Another problem plagues this approach. No distinction is made
between small and large changes in shade from pixel to pixel
when computing the permutations. In any physical painting,
small variations in paint color and texture occur even in
areas intended by the artist to look uniform. Photographically
digitizing an image inevitably introduces more small
variations. My digital knockoff of Mondrian's work is made of
pure color. This purity gives it a very low entropy level, H =
0.03. An actual Mondrian painting, after digitizing,
invariably has a high entropy level, placing it on the
opposite side of the complexity-entropy plane with H = 0.91.
The situation is illustrated in the next figure, showing how
three different but similar images place along the entropy
axis. By adding 3% Gaussian noise to my image I can change its
entropy from 0.03 to 0.99 while changing its appearance only
slightly, in fact making it closer in appearance to an actual
painting.

In the paper, none of the digitized paintings are found
anywhere near the linear end of the entropy scale.
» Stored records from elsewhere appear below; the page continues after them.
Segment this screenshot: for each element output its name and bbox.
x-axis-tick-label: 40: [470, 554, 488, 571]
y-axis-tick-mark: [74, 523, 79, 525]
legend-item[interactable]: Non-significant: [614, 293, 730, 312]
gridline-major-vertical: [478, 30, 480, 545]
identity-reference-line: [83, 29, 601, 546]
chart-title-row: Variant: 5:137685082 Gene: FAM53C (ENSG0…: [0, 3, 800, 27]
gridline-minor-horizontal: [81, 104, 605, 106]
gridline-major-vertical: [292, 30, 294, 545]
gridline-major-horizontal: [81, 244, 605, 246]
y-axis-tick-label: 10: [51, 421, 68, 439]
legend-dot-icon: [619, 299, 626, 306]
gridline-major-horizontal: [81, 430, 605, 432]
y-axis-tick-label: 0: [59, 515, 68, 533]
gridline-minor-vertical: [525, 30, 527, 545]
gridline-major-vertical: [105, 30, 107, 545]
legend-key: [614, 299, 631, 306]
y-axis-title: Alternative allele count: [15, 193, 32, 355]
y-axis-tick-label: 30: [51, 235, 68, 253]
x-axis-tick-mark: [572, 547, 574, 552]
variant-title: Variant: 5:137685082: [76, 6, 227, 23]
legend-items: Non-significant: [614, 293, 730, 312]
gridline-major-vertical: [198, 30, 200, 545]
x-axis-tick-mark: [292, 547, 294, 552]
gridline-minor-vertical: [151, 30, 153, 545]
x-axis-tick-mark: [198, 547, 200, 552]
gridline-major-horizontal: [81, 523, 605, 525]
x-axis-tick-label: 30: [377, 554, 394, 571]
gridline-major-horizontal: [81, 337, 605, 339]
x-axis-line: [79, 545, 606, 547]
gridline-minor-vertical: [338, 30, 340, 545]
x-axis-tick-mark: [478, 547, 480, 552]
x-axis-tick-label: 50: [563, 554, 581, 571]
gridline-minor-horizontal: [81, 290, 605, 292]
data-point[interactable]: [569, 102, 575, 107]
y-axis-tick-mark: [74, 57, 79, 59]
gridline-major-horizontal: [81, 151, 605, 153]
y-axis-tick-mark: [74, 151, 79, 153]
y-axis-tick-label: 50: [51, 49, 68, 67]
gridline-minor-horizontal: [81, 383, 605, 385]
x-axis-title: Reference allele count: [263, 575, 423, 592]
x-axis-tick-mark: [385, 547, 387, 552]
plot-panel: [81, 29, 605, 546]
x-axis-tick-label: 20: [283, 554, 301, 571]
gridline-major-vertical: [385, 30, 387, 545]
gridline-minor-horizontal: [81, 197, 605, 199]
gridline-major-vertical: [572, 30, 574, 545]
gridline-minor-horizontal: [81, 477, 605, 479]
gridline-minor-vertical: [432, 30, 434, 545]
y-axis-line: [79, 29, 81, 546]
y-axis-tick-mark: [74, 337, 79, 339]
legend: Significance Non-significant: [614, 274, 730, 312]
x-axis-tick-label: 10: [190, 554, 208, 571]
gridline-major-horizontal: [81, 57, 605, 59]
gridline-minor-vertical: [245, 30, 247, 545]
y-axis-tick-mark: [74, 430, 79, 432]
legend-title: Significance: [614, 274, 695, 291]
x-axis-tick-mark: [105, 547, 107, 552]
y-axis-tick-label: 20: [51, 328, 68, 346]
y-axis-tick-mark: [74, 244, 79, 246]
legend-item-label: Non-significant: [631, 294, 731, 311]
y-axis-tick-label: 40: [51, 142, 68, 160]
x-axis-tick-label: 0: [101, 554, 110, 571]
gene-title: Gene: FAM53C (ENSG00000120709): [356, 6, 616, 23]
Everything
is clustered at the painterly end. Mondrian's style,
Neoplasticism, is shown ranging from H = 0.82 to 0.85 (figure
S6 of the appendix), where it overlaps with several other
styles. These observations rule out permutation entropy as a
meaningful discriminant for quantifying painted art.

There are other reasons to dislike the approach studied here. Color information, specifically hue and saturation, is discarded. Use of color is a strong style element for many artists. Converting three color channels to a single gray channel also causes a devastating reduction in detail in many images. An elaborate drawing made in two colors of equal gray level will appear uniformly gray; literally all the information in the image has been discarded before it is analyzed.
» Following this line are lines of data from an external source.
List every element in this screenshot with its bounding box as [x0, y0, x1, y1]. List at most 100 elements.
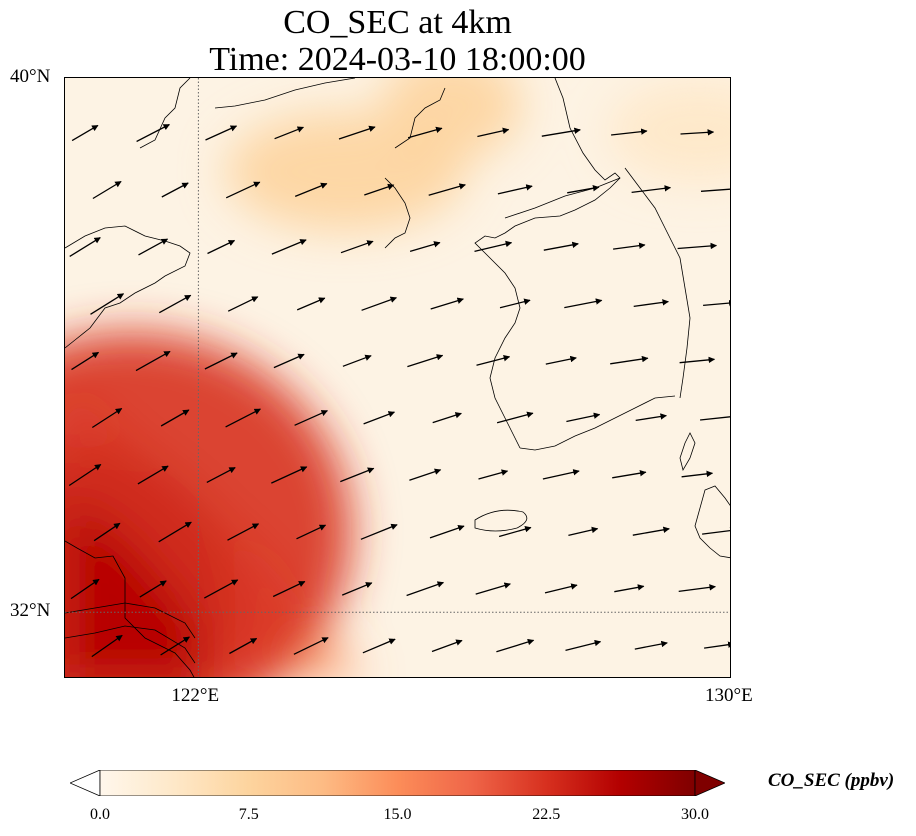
wind-arrow-91	[160, 636, 190, 656]
wind-arrow-51	[160, 409, 190, 427]
wind-arrow-90	[91, 634, 123, 658]
wind-arrow-16	[497, 184, 533, 195]
wind-arrow-63	[271, 466, 308, 484]
colorbar-label: CO_SEC (ppbv)	[768, 770, 895, 791]
map-title: CO_SEC at 4km	[283, 4, 512, 41]
coastline-tsushima	[679, 432, 696, 472]
wind-arrow-55	[432, 412, 462, 424]
wind-arrow-95	[431, 639, 463, 653]
coastline-korea-south	[519, 395, 676, 451]
wind-arrow-2	[205, 125, 238, 141]
coastline-jeju	[474, 509, 528, 532]
wind-arrow-4	[338, 125, 376, 140]
coastline-korea-west	[474, 78, 621, 449]
wind-arrow-32	[227, 296, 259, 312]
wind-arrow-30	[90, 293, 125, 315]
wind-arrow-29	[677, 242, 718, 250]
wind-arrow-75	[429, 524, 465, 539]
wind-arrow-45	[407, 354, 444, 368]
wind-arrow-1	[136, 123, 170, 143]
wind-arrow-18	[631, 185, 672, 194]
wind-arrow-76	[498, 525, 532, 538]
wind-arrow-78	[632, 526, 670, 536]
wind-arrow-79	[702, 527, 730, 535]
wind-arrow-20	[69, 237, 101, 257]
wind-arrow-40	[71, 351, 100, 371]
map-canvas	[65, 78, 730, 677]
wind-arrow-15	[428, 183, 466, 196]
wind-arrow-58	[635, 413, 667, 422]
wind-arrow-88	[614, 584, 645, 593]
wind-arrow-98	[634, 640, 668, 650]
lon-label-1: 130°E	[705, 685, 753, 706]
wind-arrow-50	[91, 407, 123, 429]
wind-arrow-48	[610, 355, 649, 365]
wind-arrow-13	[294, 182, 328, 198]
wind-arrow-14	[364, 183, 395, 196]
coastline-shandong	[65, 225, 191, 349]
wind-arrow-83	[272, 580, 306, 598]
wind-arrow-84	[341, 582, 373, 596]
lat-label-0: 40°N	[10, 66, 51, 87]
wind-arrow-3	[274, 126, 305, 140]
wind-arrow-71	[158, 521, 192, 543]
wind-arrow-59	[700, 416, 730, 421]
wind-arrow-73	[296, 524, 327, 540]
wind-arrow-26	[474, 240, 513, 253]
wind-arrow-69	[681, 470, 714, 478]
wind-arrow-64	[340, 467, 375, 483]
lat-label-1: 32°N	[10, 600, 51, 622]
wind-arrow-10	[92, 180, 122, 200]
wind-arrow-80	[70, 578, 100, 600]
wind-arrow-53	[294, 410, 328, 426]
wind-arrow-24	[340, 240, 374, 254]
wind-arrow-54	[363, 411, 396, 425]
wind-arrow-68	[612, 469, 647, 479]
wind-arrow-39	[703, 299, 730, 307]
wind-arrow-70	[93, 522, 121, 542]
colorbar-tick-3: 22.5	[532, 806, 561, 823]
wind-arrow-99	[704, 641, 730, 649]
wind-arrow-23	[271, 239, 307, 255]
colorbar-tick-4: 30.0	[681, 806, 709, 823]
colorbar-body	[99, 769, 696, 797]
wind-arrow-81	[139, 580, 167, 598]
colorbar	[68, 769, 727, 797]
wind-arrow-27	[543, 241, 579, 251]
coastline-china-east	[65, 540, 195, 677]
wind-arrow-66	[478, 469, 509, 480]
map-time-subtitle: Time: 2024-03-10 18:00:00	[209, 41, 586, 78]
wind-arrow-52	[225, 408, 261, 428]
wind-arrow-34	[361, 296, 398, 311]
border-north-korea	[504, 177, 621, 219]
coastline-dalian	[384, 177, 411, 249]
wind-arrow-19	[700, 188, 730, 192]
wind-arrow-62	[206, 467, 236, 483]
coastline-liaodong	[139, 78, 191, 149]
wind-arrow-92	[229, 637, 258, 655]
wind-arrow-65	[409, 468, 442, 481]
colorbar-tick-2: 15.0	[383, 806, 412, 823]
field-high-region-3	[225, 111, 466, 232]
lon-label-0: 122°E	[171, 685, 220, 706]
coastline-bohai-north	[214, 78, 356, 109]
wind-arrow-8	[611, 128, 648, 136]
wind-arrow-37	[564, 298, 603, 309]
colorbar-tick-0: 0.0	[90, 806, 110, 823]
coastline-yangtze-south	[65, 625, 196, 664]
wind-arrow-82	[203, 579, 239, 599]
wind-arrow-28	[613, 242, 646, 250]
wind-arrow-38	[633, 299, 669, 308]
wind-arrow-6	[477, 127, 510, 138]
wind-arrow-61	[137, 465, 169, 485]
wind-arrow-74	[360, 523, 398, 540]
wind-arrow-0	[71, 124, 99, 142]
wind-arrow-21	[138, 238, 169, 256]
map-panel[interactable]	[64, 77, 731, 678]
wind-arrow-47	[545, 355, 577, 365]
wind-arrow-86	[475, 582, 511, 595]
field-high-region-4	[608, 81, 730, 182]
coastline-kyushu	[694, 485, 730, 559]
wind-arrow-35	[430, 297, 464, 310]
wind-arrow-85	[406, 581, 445, 597]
### The paper is a wreck — can we learn anything from it?

The criticisms I've presented here invite an important
question: If the entropy data is really that bad, how are the
authors able to find meaningful clustering by style and era?

The answer to this question is easy: I don't think they have
found any such thing. Given the overall high level of entropy
of digitized paintings and the close overlapping of many
styles, there is little rhyme or reason to the ordering of
styles shown in their figures. In figure 1 of their paper, the
boxes meant to represent discrete eras in art history, and the
line meant to show the temporal evolution of entropy and
complexity, are exercises in wishful thinking.
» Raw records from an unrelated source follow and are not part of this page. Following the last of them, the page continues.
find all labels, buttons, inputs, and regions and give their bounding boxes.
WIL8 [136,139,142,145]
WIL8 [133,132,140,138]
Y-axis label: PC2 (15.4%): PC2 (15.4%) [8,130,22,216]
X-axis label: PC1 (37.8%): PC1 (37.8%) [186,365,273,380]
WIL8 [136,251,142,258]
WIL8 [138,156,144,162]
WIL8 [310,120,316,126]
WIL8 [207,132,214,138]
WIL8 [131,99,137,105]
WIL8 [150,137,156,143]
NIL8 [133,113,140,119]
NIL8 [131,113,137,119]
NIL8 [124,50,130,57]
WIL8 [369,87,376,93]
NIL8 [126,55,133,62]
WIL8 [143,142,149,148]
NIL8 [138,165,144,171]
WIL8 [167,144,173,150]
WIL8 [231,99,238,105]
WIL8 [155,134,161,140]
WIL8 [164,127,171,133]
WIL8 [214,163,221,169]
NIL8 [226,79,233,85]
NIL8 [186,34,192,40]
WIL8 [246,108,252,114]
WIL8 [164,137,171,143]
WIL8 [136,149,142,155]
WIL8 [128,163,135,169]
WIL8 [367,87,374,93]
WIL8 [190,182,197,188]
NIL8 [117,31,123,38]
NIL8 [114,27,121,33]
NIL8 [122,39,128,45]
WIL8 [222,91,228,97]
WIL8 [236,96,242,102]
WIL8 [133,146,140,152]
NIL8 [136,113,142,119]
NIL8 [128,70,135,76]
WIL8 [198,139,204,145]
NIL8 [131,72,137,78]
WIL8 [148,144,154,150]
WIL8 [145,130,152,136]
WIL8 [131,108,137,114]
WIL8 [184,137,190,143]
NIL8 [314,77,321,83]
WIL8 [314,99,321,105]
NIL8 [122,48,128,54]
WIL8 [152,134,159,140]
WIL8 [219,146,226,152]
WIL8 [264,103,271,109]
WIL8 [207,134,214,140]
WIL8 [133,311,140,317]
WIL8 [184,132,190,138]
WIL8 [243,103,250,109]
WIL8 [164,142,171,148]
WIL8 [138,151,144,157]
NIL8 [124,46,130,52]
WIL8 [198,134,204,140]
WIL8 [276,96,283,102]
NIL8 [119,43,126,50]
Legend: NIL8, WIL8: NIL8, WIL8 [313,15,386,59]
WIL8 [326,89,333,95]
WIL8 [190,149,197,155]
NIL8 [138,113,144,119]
We can learn some important things from this exercise,
however. Foremost, any statistical measures computed from the
artwork should be largely invariant to differences in image
size, and insensitive to details of the digitization process.
Meaningful statistical measures must be derived from
extraction of features on a visible scale much larger than the
pixel scale. Undoubtedly reduction to one or two
characteristic parameters is inadequate to characterize
hundreds of styles. Successfully identifying one style out of
dozens will likely require a much higher dimensional
representation, perhaps based on some sort of principal
component analysis in a vector space representing the image,
or by training a neural net. But these approaches are
significantly more difficult to implement than the simple
scalar reductions employed in this paper. Easy solutions like
this are not merely useless, they are also harmful for
creating the perception of major progress when little has
actually been accomplished. Similar problems plague other
areas of scientific computing familiar to me.